Bakhtawar Cadet College for Girls is the first girls' cadet college in Pakistan. Founded in 2010, it is jointly run by the Government of Sindh and the Pakistan Air Force.

Background
This Cadet College was established in 2010 and is named after Mai Bakhtawar Lashari Shaheed, a woman murdered during a landlord/tenant confrontation in Sindh, British India, in 1946. Hired agricultural land workers by landlords are called 'haris' in Pakistan. She was killed for demanding her share in wheat production on 22 June 1946. To pay tribute to this noted hari movement leader,  
Human Rights Commission of Pakistan (HRCP) organized and held an event to mark her 70th death anniversary in 2016. 

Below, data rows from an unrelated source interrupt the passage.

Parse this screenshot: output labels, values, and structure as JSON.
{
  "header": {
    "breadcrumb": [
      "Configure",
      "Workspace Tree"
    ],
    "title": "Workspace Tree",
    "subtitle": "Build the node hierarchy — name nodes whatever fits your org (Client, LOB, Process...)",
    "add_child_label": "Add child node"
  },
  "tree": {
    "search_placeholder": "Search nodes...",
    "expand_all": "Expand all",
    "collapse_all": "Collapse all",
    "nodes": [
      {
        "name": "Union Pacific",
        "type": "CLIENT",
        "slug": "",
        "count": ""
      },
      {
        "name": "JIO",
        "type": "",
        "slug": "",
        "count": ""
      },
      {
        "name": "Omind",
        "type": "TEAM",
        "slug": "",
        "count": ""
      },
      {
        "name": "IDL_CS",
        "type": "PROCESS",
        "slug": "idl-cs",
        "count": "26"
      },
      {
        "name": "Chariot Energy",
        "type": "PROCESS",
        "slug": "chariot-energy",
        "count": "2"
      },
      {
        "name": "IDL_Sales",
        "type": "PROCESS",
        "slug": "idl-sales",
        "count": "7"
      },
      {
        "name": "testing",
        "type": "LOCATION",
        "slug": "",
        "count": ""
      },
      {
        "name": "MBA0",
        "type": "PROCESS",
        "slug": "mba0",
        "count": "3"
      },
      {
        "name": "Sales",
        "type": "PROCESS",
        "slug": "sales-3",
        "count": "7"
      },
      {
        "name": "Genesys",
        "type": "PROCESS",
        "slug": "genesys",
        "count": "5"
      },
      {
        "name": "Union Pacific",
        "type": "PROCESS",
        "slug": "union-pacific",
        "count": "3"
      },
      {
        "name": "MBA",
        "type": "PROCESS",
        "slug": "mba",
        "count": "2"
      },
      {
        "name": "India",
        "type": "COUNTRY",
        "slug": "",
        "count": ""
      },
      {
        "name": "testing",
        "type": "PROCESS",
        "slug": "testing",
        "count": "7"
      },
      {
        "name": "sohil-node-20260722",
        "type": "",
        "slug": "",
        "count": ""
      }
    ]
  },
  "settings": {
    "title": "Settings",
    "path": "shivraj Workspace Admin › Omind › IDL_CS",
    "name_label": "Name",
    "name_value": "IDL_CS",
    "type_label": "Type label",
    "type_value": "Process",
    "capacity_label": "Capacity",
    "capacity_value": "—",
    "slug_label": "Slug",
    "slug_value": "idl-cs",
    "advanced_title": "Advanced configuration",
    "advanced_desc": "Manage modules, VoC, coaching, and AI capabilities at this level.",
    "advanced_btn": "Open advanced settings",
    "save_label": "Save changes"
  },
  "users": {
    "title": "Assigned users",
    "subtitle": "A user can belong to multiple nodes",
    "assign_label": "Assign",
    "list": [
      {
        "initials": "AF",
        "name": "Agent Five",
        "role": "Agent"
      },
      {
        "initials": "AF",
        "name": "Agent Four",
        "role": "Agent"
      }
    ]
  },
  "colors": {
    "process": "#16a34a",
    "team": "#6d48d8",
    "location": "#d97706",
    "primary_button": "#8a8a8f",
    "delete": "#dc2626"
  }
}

Speakers at the event said, "Her struggle gave vigour to peasantry and led haris to recognise their rights. She was a symbol of bravery after the partition and the first martyr among women in Sindh". They also added that the agriculture sector of Pakistan was largely dependent on women, but womenfolk did not have adequate land ownership rights.

Bakhtawar Cadet College for Girls is situated on 100 acres of land and it started classes in 2017.

Location 
Bakhtawar Cadet College for Girls is situated approximately 260km up north from Karachi, about 4km from the outskirts of Shaheed Benazirabad (previously known as Nawabshah District), Sindh, Pakistan.